Até porque, agora, os ministros da Corte têm um caminhão com 47 toneladas de amianto no meio do caminho.

— Mas o amianto já não foi banido em 2017?! – algum leitor talvez questione.

Em 29 de novembro de 2017, numa decisão histórica, o STF aprovou o banimento do amianto crisotila, ou amianto branco, em todo o País.

Desde então, extração, fabricação, comércio e uso de produtos e equipamentos contendo amianto estão explicitamente proibidos no Brasil.

Porém, em flagrante afronta e desrespeito à decisão da Suprema Corte, a Assembleia Legislativa do Estado de Goiás aprovou e o governador Ronaldo Caiado promulgou, em 16 de julho de 2019, a Lei nº 20.514.

Essa lei permite à Sama Minerações, subsidiária do grupo Eternit, continuar explorando o amianto crisotila na mina de Cana Brava, em Minaçu, para fins de exportação. É a única mina ainda em atividade nas Américas.

— Como?! O amianto não está banido?! – algum leitor, perplexo, pode insistir.

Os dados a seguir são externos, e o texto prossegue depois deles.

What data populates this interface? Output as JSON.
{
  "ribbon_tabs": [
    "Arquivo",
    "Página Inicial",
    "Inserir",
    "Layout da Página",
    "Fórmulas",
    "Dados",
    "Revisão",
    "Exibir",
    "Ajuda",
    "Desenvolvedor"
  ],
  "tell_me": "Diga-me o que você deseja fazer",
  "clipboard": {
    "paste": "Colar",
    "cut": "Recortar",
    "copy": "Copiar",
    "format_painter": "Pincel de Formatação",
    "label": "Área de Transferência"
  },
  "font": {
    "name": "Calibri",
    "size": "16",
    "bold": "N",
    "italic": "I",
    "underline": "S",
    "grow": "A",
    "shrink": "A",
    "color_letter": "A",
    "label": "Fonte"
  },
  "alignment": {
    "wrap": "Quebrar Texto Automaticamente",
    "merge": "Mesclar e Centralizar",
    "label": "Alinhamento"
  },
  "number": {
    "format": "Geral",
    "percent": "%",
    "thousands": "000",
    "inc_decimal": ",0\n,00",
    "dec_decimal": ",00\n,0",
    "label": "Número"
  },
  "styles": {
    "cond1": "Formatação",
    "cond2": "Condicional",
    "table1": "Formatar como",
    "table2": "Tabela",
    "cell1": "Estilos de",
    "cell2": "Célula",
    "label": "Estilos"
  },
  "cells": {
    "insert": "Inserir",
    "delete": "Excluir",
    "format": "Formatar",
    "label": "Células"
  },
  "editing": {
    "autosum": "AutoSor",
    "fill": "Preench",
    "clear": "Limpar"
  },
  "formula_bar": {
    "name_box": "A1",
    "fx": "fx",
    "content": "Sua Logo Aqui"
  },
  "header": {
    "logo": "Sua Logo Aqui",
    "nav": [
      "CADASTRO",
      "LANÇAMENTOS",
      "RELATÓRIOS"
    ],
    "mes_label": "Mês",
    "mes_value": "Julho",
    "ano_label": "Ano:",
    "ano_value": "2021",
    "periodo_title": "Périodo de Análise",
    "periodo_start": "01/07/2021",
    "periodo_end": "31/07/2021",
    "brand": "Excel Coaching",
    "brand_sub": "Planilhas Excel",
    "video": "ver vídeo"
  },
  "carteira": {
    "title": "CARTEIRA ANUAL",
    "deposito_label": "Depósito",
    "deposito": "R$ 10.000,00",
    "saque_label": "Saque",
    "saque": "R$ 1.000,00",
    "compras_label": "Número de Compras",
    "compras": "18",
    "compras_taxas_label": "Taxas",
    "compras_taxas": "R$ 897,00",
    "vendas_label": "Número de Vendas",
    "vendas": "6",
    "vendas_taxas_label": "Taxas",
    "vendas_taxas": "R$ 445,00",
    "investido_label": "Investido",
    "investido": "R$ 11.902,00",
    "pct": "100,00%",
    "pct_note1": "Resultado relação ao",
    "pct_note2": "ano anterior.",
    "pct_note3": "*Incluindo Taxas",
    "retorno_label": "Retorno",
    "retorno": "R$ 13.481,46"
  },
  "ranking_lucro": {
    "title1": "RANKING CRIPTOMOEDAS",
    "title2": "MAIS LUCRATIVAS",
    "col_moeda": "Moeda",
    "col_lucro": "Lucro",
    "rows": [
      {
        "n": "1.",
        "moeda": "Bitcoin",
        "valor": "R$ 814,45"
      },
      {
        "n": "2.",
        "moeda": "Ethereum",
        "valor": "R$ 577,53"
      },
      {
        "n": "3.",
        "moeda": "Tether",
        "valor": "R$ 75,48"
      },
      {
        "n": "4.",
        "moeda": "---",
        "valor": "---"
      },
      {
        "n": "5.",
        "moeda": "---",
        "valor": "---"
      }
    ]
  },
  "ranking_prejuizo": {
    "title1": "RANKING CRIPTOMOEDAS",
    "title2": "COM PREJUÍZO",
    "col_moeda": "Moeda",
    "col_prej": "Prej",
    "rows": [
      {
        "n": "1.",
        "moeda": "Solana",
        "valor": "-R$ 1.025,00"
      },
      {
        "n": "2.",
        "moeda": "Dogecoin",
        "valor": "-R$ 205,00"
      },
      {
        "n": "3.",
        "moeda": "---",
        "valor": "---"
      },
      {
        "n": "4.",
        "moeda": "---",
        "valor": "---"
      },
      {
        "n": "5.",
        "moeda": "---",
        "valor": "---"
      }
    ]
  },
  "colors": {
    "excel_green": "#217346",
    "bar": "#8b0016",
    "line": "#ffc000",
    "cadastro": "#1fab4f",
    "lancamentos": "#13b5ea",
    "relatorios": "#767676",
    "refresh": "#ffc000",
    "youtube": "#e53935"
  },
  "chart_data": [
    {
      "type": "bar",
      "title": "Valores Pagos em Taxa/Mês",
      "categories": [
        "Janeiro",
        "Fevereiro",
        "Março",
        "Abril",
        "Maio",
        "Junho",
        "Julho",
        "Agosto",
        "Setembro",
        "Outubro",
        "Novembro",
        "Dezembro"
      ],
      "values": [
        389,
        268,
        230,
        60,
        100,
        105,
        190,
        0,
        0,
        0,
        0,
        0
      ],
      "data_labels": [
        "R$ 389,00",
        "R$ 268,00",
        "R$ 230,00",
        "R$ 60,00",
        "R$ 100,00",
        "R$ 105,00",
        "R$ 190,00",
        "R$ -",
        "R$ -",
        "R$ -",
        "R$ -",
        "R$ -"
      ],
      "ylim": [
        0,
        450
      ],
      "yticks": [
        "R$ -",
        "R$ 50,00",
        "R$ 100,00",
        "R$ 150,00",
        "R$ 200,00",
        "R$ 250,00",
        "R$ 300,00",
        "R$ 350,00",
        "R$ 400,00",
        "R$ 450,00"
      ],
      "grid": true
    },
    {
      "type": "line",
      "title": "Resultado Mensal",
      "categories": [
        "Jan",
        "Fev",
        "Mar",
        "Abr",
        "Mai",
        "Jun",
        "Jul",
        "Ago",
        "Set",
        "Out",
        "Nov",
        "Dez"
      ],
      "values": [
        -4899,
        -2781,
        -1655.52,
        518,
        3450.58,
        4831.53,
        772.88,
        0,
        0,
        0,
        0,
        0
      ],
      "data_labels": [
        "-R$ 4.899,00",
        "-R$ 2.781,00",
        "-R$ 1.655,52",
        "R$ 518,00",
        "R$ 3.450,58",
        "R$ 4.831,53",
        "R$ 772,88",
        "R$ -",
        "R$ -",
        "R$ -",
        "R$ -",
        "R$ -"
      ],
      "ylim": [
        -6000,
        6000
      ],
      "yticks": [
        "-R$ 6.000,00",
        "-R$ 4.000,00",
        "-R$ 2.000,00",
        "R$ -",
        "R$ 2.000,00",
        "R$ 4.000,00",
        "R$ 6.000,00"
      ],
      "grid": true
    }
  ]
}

Banido está. Mas a lei goiana valeu-se deste artifício (o negrito é meu): ‘’autoriza, para fins exclusivos de exportação, a extração e o beneficiamento do amianto da variedade crisotila no Estado.’’

Dizer que é para ‘’fins exclusivos de exportação’’ é um eufemismo para esconder toda a cadeia produtiva do amianto:

  • Extração
  • Beneficiamento
  • Embalagem
  • Armazenamento
  • Destinação de resíduos
  • Transporte por rodovias
  • Novo armazenamento em recintos de exportação nos portos brasileiros, onde as embalagens paletizadas são movimentadas por empilhadeiras
  • Colocação em containers e embarque em navios

O principal destino são os portos de países da Ásia, os maiores importadores do amianto brasileiro.

Portanto, o amianto extraído em Minaçu, Goiás, pela Sama/Eternit não vai direto para os portos de exportação, como num passe de mágica.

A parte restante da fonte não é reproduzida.